Workers pull data from upstream workers, perform their computation, and give data to the downstream workers. Workers will pause working if their output buffer is not being consumed. Workers are grouped into stages; workers in one stage pull data from workers in the upstream stage, but don't talk to other workers in their stage.
This is part 5 of 5 of a series on Presto:
Client🔗
The client only talks to the coordinator, via HTTP POST requests. The client initiates the operation by submitting the query text. The response (in JSON) contains a query handle, which the client uses in subsequent requests to check the status or download partial results. When the client downloads results, the coordinator will flush them from memory, freeing up buffer space for more results.

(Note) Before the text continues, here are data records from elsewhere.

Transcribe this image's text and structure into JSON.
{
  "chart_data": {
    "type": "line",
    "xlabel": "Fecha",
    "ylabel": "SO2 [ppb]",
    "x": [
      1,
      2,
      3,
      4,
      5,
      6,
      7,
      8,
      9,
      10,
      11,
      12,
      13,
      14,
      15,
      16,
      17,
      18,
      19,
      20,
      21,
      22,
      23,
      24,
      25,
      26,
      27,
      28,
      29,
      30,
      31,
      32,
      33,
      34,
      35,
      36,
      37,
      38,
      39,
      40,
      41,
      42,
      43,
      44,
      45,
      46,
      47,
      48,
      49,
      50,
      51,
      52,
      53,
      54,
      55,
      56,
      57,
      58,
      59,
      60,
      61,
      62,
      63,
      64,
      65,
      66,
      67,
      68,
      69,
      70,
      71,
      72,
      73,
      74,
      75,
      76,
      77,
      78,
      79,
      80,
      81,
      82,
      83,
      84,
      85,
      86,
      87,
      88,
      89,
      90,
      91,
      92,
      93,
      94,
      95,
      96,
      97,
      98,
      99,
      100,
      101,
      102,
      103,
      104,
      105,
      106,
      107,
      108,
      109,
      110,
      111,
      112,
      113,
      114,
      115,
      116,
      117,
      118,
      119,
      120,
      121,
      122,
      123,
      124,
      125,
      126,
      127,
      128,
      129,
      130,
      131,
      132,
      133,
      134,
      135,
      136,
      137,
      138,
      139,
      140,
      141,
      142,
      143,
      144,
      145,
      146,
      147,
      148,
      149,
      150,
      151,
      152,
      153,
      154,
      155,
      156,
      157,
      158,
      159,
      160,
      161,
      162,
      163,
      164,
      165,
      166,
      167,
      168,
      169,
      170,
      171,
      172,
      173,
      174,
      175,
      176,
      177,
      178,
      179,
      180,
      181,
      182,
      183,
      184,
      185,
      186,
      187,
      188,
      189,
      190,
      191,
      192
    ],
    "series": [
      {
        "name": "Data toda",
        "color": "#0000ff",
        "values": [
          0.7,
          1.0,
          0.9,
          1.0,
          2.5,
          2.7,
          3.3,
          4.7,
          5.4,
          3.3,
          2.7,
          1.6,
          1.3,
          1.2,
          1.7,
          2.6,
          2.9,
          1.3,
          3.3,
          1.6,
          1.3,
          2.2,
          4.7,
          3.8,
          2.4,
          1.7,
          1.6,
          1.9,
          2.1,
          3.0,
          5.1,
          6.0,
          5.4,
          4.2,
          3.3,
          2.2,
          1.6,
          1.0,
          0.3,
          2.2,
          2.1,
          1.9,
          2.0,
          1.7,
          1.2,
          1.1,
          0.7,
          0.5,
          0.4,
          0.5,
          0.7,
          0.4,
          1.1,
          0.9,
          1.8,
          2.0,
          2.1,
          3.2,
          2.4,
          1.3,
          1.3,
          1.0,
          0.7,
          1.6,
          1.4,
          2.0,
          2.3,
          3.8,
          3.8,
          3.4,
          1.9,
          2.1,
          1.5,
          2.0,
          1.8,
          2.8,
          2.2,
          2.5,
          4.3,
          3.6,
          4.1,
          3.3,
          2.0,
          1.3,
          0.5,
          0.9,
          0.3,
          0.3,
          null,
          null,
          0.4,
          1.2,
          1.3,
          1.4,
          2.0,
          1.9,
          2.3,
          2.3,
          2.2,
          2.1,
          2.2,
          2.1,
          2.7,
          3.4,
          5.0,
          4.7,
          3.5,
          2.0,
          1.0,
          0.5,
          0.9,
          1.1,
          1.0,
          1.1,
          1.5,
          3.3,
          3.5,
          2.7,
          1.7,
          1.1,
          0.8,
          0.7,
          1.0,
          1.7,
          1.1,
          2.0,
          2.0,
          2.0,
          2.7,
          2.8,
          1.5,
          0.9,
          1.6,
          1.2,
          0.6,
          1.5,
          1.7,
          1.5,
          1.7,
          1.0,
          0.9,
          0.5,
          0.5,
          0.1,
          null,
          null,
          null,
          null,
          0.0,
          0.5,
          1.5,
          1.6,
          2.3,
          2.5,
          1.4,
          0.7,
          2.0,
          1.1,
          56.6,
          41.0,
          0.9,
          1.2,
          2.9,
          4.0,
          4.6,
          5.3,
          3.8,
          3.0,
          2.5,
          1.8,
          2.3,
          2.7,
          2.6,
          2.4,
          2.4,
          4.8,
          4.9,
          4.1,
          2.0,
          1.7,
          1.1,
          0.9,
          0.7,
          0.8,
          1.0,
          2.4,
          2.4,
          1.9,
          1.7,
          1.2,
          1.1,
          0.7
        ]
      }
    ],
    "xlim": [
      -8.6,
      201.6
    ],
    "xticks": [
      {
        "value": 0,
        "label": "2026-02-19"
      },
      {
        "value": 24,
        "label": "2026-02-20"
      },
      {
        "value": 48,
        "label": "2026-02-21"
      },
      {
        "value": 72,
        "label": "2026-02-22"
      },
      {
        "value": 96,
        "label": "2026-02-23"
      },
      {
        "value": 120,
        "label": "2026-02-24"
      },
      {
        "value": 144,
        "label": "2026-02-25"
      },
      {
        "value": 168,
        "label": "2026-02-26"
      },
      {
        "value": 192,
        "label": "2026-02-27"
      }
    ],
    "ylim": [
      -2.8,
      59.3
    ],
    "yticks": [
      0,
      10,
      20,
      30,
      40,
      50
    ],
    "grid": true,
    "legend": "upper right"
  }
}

In fact, if the client does not retrieve results before the coordinator's buffer is filled, the coordinator will stop retrieving results from the final stage workers, and all of the upstream processes will pause once their buffers are filled. Thus it is critical that the client performs timely retrieval of the results. The client receives results in pages (approximately 1MB each), and can request up to 16 pages in one request.
If the submitted query is an INSERT
(or other non-SELECT
) statement, the
results are just an acknowledgement, and the operation won't block waiting for
the client.
Coordinator🔗
When the coordinator receives the query text (called the statement) from the client, it parses it into the query. The query determines stages that can be done without transferring data between workers, for example mapping operations followed by a partial aggregation (see [Map-Reduce]). The coordinator requisitions workers for each stage and sets up exchanges of data between them.
The coordinator gets an estimate of how many splits of data there are from the connector, monitors the capacity of the workers of the initial stage, and feeds splits to any worker that has capacity. It also monitors workers of the final stage, grabbing completed results and storing them for the client to retrieve.
Workers🔗
Workers act as nodes in a computation DAG. They pull data from upstream workers, process it, and store the results in an output buffer for downstream workers to fetch. If there is room in the output buffer, they repeat this process. If the output buffer is full (because the downstream workers aren't pulling), the worker pauses computation until the buffer has room again.
Data is exchanged in pages, which default to 1 MB. Workers open long-lived HTTP POST connections with their upstreams to fetch pages. Once a page is pulled, the upstream worker can delete it from its output buffer. Presto has a configurable max page size which defaults to 16 MB; as there must be at least one row per page, this means the max row size is equal to the max page size.
Query Planning🔗
When the coordinator parses the query, it creates a tree of operators, like
Filter
or InnerJoin
. Presto combines sequential operators that can
run on one worker into a stage. Between stages, data is exchanged; the
exchange may distribute data to any worker with capacity
(round robin exchange), or to a particular worker based on the hash of a key
(repartitioned exchange).
A given stage will have one or more pipelines, which are local sequences of
operators. For example, a stage with only mapping and filtering operators will
have a single pipeline that combines those operators. But a JOIN
stage may
have three pipelines: one to read in the build table and build a hashmap, one to
read the left table, and one to stream the left table through the hashmap and
produce the output. Between pipelines of a given stage are local exchanges,
which are analogous to the exchanges between stages.
Each stage is parallelized over multiple workers; the "instance" of the stage on
a worker is called a task. For example, if there were N
workers in a JOIN
stage, the k
th worker would be responsible for all rows such that
hash(join_key) % N == k
. On a given worker, each pipeline is parallelized into
drivers, which divide up the work for the pipeline. A driver for a pipeline
of mapping operations might just grab any available data, but a driver that is
streaming a left table through a hashmap would futher split the hash table and
streaming rows by hashing. Thus, the Pipeline/Process/Driver parallelization is
analogous to that of the Stage/Worker/Task.